For DJ, who grew up in Calumet City and Lansing, a Polish-heavy zone of the Calumet area, polka music was a staple among the neighborhoods and families. However, for the 38-year-old, it was his first time playing that type of music.
"We certainly had polka music on all the time at the house (growing up), DJ Cipowski said. "It didn't fall into the category of anything popular in my age group."
In the time period he grew up, the polka scene that had filled clubs like Eddie's Crystal Tap in Burnham or Club 505 in Hegewisch was tapering off. And even though DJ, who described himself as a "metalhead" when he was younger with bands like Metallica, took to the trumpet when he was in fourth grade. He said he had an "easy-going" and "fun" music teacher who helped make it enjoyable for him.
"When you first start, it's not as much fun," DJ said. "Trumpet with the music I was listening to was limited. Once I got the opportunity to play what I liked, it just took off for me."
DJ and his sister, Karen, were the next in line, so to speak, of Cipowski family members who learned music. It began with their grandfather, Paul, a drummer who passed it on to Don.
Don has played polka music with different bands since the 1960s and first performed with The Merry Notes at the Calumet Fishing & Hunting Club in Calumet City in 1990. His musical companions have performed around the Midwest at churches, weddings, anniversaries and festivals.
"(Polka) a lively dance, it's just lively music," Don said. "It's happy music. That's the way I always felt."
Now the musical interest extends down to Don's grandson, Jacob, a trombonist and eighth-grader at St. Thomas More in Munster. When Don invited Jacob and DJ to perform, he says they were receptive to it.
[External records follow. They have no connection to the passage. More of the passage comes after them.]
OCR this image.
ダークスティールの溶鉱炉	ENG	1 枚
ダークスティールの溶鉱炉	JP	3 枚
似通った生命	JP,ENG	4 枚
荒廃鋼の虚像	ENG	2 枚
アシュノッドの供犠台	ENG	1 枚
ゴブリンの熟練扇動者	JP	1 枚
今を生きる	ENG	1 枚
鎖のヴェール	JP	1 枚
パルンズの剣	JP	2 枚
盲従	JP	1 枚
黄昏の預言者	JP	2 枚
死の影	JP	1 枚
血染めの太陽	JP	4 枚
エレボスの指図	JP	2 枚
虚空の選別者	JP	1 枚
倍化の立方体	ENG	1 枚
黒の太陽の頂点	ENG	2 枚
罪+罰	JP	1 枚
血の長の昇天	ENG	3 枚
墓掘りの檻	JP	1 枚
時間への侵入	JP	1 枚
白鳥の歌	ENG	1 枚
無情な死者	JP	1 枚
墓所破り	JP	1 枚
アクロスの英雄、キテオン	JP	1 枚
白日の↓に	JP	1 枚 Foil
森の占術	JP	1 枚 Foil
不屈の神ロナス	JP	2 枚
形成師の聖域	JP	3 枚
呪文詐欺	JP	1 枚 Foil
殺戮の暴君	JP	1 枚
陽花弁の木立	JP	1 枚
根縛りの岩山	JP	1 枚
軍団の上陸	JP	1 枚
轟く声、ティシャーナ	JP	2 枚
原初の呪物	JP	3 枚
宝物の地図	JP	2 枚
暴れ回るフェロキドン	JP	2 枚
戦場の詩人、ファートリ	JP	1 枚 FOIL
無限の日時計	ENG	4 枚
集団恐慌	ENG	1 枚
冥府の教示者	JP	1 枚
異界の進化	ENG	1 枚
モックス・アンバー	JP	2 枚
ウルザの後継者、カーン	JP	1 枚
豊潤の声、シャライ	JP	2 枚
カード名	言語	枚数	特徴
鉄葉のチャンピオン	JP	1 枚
Although DJ says it has proved difficult for him to prepare, he noted his inner memory of hearing the music while growing up aided him.
"Whether I chose to or not, I heard polka music (growing up)," DJ said. "When Jacob and I practiced with the band, it didn't take that long for us to take to it. It came to us pretty quickly."
When performing at Pierogi Fest, DJ felt having the three generations on stage solidified a musical connection.
"The ability for us to play that music took it to another level," he said. "That one experience with Jacob and my dad was one of those awesome experiences people aren't going to get to do in life."
While driving back home after Pierogi Fest, DJ says his son, Thomas, turned to him and asked, "Dad, when do I start learning how to play the trumpet?" Thomas, a fourth-grader at St. Mary Catholic Community School in Crown Point, will start playing this year, says DJ — another child to be the next Cipowski in the musical lineage.
"Music itself is a bridge," DJ said. "When my parents pass on, the polka music is going to live inside of us. It's a type of music that stays within the culture and transcends that generational thing."